Invasi Rusia ke Ukraina telah mendorong harga energi dan biji-bijian ke titik tertinggi sepanjang masa, sehingga menaikkan harga barang-barang kemasan. Hal ini terutama dirasakan di beberapa wilayah di Asia dan Afrika Utara, dimana masyarakat menghabiskan sebagian besar pendapatannya untuk makanan dan bahan bakar dibandingkan di Amerika Serikat dan Eropa, sehingga mendorong sebagian pembeli untuk membeli barang-barang yang tidak mudah rusak.

Tren ini tidak luput dari perhatian Nestle, perusahaan makanan kemasan terbesar di dunia dan rumah bagi lebih dari 2.000 merek, termasuk Cheerios, Nescafe, dan Maggi.

Grup Swiss ini sedang menyesuaikan lini produknya di wilayah tersebut untuk “membuatnya lebih bermakna bagi konsumen,” dan sedang mempertimbangkan apakah akan membuat beberapa produk “lebih terjangkau,” menurut Karim Al Bitar, kepala riset konsumen dan intelijen pasar di Nestle’s. Unit Timur Tengah dan Afrika Utara (MENA).

Hal ini mungkin termasuk meningkatkan ukuran kemasan dan beralih ke bahan-bahan yang lebih murah.

“Nestle melihat adanya penimbunan kaldu, sup, mungkin kopi,” kata Al Bitar kepada Reuters.

Produk Maggi dan kopi Nescafe sachet merupakan produk yang banyak ditimbun, tambahnya.

Nestle bekerja sama dengan mitra lokal untuk mengatasi tantangan pasokan dan sejauh ini berhasil menjaga stok tetap tersedia, kata perusahaan itu dalam sebuah pernyataan melalui email.

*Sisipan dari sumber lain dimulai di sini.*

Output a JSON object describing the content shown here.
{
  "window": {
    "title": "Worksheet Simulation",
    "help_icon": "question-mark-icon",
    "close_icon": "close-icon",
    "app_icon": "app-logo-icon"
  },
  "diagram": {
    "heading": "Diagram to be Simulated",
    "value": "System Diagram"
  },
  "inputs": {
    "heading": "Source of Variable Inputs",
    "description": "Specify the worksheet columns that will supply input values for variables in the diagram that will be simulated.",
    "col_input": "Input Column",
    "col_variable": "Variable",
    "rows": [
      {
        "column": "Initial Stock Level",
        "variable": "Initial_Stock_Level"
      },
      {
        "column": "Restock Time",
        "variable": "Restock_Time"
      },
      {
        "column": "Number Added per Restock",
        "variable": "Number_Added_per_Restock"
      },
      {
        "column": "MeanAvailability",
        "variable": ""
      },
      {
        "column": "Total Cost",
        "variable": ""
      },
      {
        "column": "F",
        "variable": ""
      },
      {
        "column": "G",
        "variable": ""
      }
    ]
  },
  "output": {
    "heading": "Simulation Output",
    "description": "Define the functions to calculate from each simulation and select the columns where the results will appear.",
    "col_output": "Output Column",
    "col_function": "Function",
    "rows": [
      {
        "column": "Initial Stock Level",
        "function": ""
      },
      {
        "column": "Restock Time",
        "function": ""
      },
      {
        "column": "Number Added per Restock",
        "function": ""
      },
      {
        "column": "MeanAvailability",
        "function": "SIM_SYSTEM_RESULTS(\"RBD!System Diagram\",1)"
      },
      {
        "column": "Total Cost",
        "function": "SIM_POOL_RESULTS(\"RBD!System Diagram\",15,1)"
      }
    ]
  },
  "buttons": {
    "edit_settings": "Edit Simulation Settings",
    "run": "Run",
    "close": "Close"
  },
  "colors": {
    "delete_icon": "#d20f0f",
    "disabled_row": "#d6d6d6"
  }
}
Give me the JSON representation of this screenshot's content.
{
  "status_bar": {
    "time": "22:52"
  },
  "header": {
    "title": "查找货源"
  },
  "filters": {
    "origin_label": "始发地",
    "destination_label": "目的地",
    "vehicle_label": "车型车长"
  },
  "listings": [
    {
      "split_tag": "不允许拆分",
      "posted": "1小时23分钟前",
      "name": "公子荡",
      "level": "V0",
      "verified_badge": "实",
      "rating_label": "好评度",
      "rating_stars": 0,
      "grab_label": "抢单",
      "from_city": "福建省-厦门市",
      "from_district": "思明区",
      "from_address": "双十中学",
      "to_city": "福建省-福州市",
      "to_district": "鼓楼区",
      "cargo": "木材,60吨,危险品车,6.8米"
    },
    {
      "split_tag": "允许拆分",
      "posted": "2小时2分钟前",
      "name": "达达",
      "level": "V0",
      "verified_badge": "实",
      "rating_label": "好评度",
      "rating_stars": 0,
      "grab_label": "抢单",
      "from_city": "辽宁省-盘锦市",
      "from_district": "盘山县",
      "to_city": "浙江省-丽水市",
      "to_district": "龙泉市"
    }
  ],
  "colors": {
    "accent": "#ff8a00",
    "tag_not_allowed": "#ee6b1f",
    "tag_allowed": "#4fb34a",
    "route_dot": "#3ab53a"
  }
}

Wilayah MENA menyumbang lebih dari 4%, atau 3,7 miliar franc Swiss ($3,9 miliar), terhadap penjualan tahunan Nestle. Wilayah yang mencakup Asia Tengah menyumbang sekitar 9%, atau 8 miliar franc.

Persediaan, atau bayar lebih banyak nanti

Pembeli menghabiskan lebih sedikit uang untuk barang-barang yang tidak penting seperti elektronik, pakaian dan barang-barang rumah tangga, sementara permintaan untuk makanan kemasan dan barang-barang perawatan pribadi meningkat, kata Hani Weiss, CEO Majid Al Futtaim Retail, yang mengoperasikan lebih dari 450 toko Carrefour. . di 16 negara di Timur Tengah, Afrika dan Asia.

“Apa yang dapat kita ketahui dari hal ini mengenai apa yang dikhawatirkan masyarakat? Ketersediaan inventaris,” kata Weiss, seraya menambahkan bahwa pengecer mengalami inflasi rata-rata sekitar 9,5%, dan tekanan khusus terjadi di negara-negara seperti Mesir, Kenya, dan Georgia.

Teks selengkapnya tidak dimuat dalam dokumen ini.